Why Couples Shouldn't Apologize

20th Century Fox/Everett Collection

WHY DO couples fight? Keith Sanford, an associate professor of psychology and neuroscience at Baylor University, wanted to try to get to the bottom of that eternal question. Not only was he interested in discovering the roots of conflict, he wanted to better understand what some possible solutions might be. As he sees it, a couple might be arguing about the proper way to put the soap in the dishwasher—but what's going on beneath the surface of that fight?

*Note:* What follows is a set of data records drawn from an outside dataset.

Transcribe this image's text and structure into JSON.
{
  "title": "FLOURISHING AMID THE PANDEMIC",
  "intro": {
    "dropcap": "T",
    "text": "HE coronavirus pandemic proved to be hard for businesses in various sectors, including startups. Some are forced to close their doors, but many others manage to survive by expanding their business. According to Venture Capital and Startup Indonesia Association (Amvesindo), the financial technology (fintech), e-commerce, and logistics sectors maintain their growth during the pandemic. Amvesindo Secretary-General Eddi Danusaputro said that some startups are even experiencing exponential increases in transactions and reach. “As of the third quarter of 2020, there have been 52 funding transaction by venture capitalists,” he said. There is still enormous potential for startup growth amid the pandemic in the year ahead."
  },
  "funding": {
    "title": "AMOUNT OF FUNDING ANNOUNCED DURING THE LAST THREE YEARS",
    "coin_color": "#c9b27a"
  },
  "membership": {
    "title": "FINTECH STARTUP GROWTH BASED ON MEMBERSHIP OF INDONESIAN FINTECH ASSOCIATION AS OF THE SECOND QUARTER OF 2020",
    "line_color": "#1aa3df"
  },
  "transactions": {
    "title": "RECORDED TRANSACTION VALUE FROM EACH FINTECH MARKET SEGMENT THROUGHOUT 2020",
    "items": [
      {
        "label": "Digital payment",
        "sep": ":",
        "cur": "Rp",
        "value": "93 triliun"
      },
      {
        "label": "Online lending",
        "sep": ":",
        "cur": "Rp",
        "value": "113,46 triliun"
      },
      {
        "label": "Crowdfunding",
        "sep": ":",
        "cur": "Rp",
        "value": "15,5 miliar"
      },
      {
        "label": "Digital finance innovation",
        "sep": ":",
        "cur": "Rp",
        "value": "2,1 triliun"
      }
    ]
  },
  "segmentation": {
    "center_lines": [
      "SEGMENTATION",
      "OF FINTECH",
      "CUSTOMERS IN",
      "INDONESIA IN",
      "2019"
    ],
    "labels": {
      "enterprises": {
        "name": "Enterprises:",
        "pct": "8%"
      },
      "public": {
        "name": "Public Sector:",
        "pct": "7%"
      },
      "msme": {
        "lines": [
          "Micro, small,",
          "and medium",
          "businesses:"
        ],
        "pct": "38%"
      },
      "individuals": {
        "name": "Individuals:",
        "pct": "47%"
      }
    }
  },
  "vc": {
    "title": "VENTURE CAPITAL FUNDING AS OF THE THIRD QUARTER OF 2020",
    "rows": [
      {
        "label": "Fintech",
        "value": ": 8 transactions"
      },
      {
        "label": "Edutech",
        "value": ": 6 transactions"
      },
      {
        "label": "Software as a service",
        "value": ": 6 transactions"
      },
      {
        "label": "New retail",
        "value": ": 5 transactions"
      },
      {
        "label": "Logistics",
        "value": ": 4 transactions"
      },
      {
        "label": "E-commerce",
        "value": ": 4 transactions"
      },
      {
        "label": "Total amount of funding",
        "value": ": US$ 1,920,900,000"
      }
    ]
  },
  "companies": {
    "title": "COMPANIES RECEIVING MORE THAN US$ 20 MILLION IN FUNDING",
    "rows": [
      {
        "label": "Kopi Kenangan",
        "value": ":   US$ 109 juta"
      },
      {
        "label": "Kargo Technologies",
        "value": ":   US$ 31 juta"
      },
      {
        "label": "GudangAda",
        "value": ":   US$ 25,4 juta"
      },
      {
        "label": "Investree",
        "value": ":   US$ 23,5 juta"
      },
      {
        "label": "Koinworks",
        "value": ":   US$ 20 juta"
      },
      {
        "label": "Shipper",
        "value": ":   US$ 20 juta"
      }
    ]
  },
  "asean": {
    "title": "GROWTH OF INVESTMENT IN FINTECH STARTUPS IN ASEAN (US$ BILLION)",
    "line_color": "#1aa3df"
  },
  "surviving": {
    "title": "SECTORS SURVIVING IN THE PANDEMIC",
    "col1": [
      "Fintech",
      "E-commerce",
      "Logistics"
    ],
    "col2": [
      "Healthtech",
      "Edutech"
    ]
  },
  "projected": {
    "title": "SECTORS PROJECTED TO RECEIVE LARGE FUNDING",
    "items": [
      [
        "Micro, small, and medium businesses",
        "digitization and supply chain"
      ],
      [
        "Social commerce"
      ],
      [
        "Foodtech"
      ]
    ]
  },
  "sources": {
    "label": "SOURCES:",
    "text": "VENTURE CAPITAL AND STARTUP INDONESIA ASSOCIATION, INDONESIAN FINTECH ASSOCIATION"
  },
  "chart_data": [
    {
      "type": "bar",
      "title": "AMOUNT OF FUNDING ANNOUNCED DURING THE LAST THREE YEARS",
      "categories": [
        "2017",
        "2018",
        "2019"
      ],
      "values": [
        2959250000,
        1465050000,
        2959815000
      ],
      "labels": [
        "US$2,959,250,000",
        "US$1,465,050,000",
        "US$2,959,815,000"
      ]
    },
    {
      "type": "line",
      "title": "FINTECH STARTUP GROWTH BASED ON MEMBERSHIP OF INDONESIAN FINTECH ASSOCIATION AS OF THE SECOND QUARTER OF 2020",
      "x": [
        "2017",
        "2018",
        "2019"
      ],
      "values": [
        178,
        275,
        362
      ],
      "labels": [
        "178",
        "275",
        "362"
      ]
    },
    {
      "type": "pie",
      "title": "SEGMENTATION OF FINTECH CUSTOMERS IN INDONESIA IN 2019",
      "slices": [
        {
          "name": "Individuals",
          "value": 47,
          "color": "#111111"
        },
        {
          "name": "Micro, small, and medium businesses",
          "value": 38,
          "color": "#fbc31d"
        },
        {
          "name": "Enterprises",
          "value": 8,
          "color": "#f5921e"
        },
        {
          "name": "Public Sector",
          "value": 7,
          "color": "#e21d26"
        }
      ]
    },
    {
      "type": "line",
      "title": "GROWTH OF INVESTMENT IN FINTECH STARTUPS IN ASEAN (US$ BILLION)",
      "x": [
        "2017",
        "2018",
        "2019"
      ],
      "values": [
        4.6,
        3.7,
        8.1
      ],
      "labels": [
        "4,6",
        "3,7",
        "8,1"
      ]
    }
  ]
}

In the course of two separate studies, Sanford gathered data from nearly 1,000 people undergoing conflicts in their relationships. (The studies were recently summarized in the Journal of Social and Clinical Psychology.) Sanford looked at two categories of conflict: "perceived threat," meaning that one half of the couple feels attacked or controlled; and "perceived neglect," meaning that a partner feels, well, neglected.

What people most frequently wanted in response to these kinds of concerns wasn't all that surprising: in response to a perceived threat, they wanted their partners to back off in some way—to essentially cede some power; in response to perceived neglect, they wanted their partners to show them affection. More interesting was what couples didn't seem to care much about: apologies. That is, when asked an open-ended question about what they hoped their partner would do, people were unlikely to say they wanted to hear the words "I'm sorry."

This finding would seem to contradict the common folk wisdom that being quick to apologize is a good way to preserve peace in a relationship. It might also suggest that people aren't as gullible or as easily bought off with cheap words as we sometimes assume. An apology can be "slippery," says Sanford; it can simply be a way to "find the off-switch to a conflict"; a way of saying, "What do I need to do to get you to shut up? If I apologize, will you stop?" Often, it seems, the answer is no.